Matthew Collins gets it wrong again

Matthew Collins is a middle-aged thug from South London who in his youth was briefly associated with the National Front. He has turned this connection into a lifelong career as an ‘anti-fascist expert’, courted by sections of the liberal media because he is probably the only person of working-class origins they have ever encountered, and they are prepared to overlook his former pastime of poisoning fish in a local primary school.

Unfortunately for his employers, Mr Collins – like the Dick Emery character above – has a sad habit of getting things wrong.

His recent article for an anti-fascist website, after an incomprehensible paragraph about the London Forum, makes a series of errors (as well as an inexplicable reference to ‘homophobia’, which might reflect Mr Collins’ sensitivity on this subject, following his close friendship with Ian Anderson thirty years or so ago).

No-one in our circles has accused Stead Steadman of being responsible for the sabotage of Prof.

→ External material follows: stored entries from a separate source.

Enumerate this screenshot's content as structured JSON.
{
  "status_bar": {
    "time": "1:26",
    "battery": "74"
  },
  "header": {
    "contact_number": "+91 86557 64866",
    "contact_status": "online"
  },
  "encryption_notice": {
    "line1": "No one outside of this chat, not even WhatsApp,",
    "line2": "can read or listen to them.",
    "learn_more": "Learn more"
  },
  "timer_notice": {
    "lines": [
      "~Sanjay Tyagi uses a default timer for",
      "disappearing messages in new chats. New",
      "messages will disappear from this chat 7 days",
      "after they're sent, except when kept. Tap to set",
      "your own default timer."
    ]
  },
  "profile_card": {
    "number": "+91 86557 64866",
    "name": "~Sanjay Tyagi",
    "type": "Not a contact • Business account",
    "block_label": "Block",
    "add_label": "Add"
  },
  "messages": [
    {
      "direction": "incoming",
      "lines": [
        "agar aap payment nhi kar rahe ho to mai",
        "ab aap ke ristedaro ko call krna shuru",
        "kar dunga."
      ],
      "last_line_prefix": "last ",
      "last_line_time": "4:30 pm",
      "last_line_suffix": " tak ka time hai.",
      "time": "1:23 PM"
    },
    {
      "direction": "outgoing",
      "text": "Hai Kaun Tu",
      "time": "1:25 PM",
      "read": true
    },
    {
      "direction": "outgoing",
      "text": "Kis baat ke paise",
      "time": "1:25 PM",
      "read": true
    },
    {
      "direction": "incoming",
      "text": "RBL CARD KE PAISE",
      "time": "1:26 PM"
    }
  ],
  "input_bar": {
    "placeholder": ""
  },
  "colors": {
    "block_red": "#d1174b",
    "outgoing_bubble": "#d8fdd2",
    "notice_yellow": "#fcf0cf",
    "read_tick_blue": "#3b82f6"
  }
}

Faurisson’s Shepperton meeting on October 20th. We knew almost instantly who was responsible, partly thanks to security failures by Mr Collins’ employers.

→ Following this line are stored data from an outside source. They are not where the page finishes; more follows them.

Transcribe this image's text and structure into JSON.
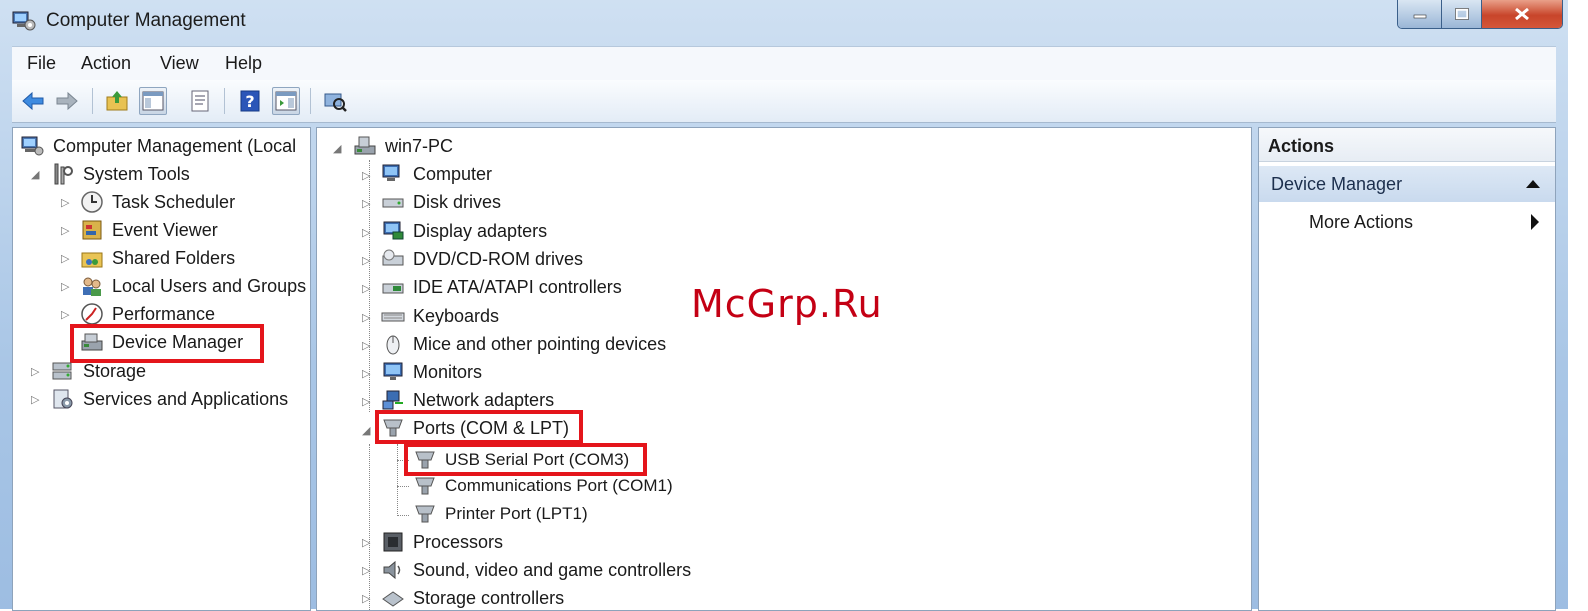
{
  "window": {
    "title": "Computer Management"
  },
  "menu": [
    "File",
    "Action",
    "View",
    "Help"
  ],
  "toolbar": {
    "icons": [
      "back-arrow-icon",
      "forward-arrow-icon",
      "up-folder-icon",
      "show-hide-console-tree-icon",
      "properties-icon",
      "help-icon",
      "show-hide-action-pane-icon",
      "scan-hardware-icon"
    ]
  },
  "left_tree": {
    "root": "Computer Management (Local",
    "system_tools": "System Tools",
    "task_scheduler": "Task Scheduler",
    "event_viewer": "Event Viewer",
    "shared_folders": "Shared Folders",
    "local_users": "Local Users and Groups",
    "performance": "Performance",
    "device_manager": "Device Manager",
    "storage": "Storage",
    "services": "Services and Applications"
  },
  "device_tree": {
    "root": "win7-PC",
    "categories": [
      "Computer",
      "Disk drives",
      "Display adapters",
      "DVD/CD-ROM drives",
      "IDE ATA/ATAPI controllers",
      "Keyboards",
      "Mice and other pointing devices",
      "Monitors",
      "Network adapters"
    ],
    "ports": "Ports (COM & LPT)",
    "port_children": [
      "USB Serial Port (COM3)",
      "Communications Port (COM1)",
      "Printer Port (LPT1)"
    ],
    "after_ports": [
      "Processors",
      "Sound, video and game controllers",
      "Storage controllers"
    ]
  },
  "actions": {
    "header": "Actions",
    "section": "Device Manager",
    "more": "More Actions"
  },
  "watermark": "McGrp.Ru",
  "colors": {
    "highlight": "#e4151b",
    "watermark": "#c40014"
  }
}
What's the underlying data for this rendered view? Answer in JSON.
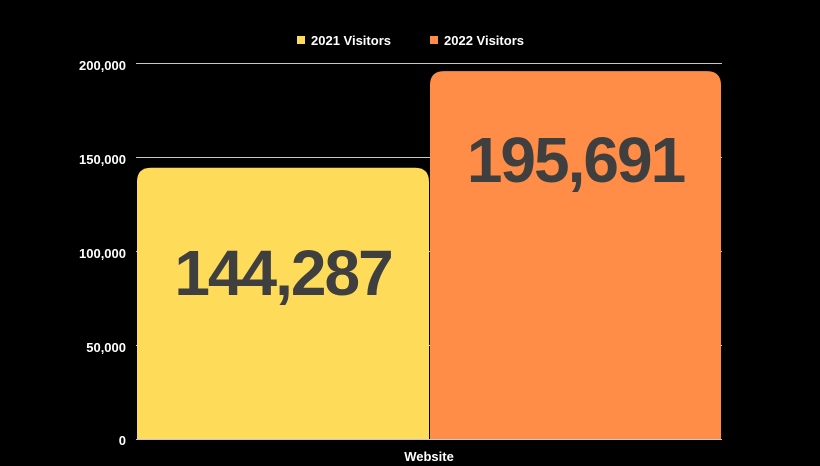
{
  "background": "#000000",
  "chart_data": {
    "type": "bar",
    "categories": [
      "Website"
    ],
    "series": [
      {
        "name": "2021 Visitors",
        "values": [
          144287
        ],
        "color": "#FFDB5A",
        "data_label": "144,287"
      },
      {
        "name": "2022 Visitors",
        "values": [
          195691
        ],
        "color": "#FF8C47",
        "data_label": "195,691"
      }
    ],
    "y_ticks": [
      0,
      50000,
      100000,
      150000,
      200000
    ],
    "y_tick_labels": [
      "0",
      "50,000",
      "100,000",
      "150,000",
      "200,000"
    ],
    "ylim": [
      0,
      200000
    ],
    "grid": true,
    "gridline_color": "#c8c8c8",
    "legend_position": "top-center"
  }
}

On October 20th Mr Steadman was at the Traditional Britain Group conference (having made this arrangement long before our event was scheduled) – not as Mr Collins asserts in the Netherlands.

A young Matthew Collins (centre) on a National Front paper sale.

Weirdly Mr Collins posts a mocking caption on a photograph of Mr Steadman, describing him as “sad-faced” during the NF’s march to the Cenotaph on Remembrance Sunday.

Perhaps Mr Collins and his ilk view the centenary of the First World War – a true European Holocaust that left 20 million dead and 21 million wounded – as a cause for merriment. Decent Britons, including Mr Steadman and the NF marchers, are understandably saddened.

Peter Rushton was not a “McKenzie friend” for Alison Chabloz’s court case, he was a defence witness. Ms Chabloz did not have a “McKenzie friend”, she was professionally and ably represented by barrister Adrian Davies, as Mr Collins would know if he consulted prosecution witness Gideon Falter of the “Campaign Against Antisemitism”, who was cross-examined by Mr Davies to considerable effect!

Perhaps guided by wiser heads, Mr Collins cunningly edits his quotation from our article exposing Alison Chabloz as a saboteur. He does this to avoid mentioning the name of ‘Sophie Johnson’, the Chabloz puppet whose role as informant was inadvertently exposed by Hope not Hate themselves. Giving away your sources is not good for ‘anti-fascist’ Shoah business.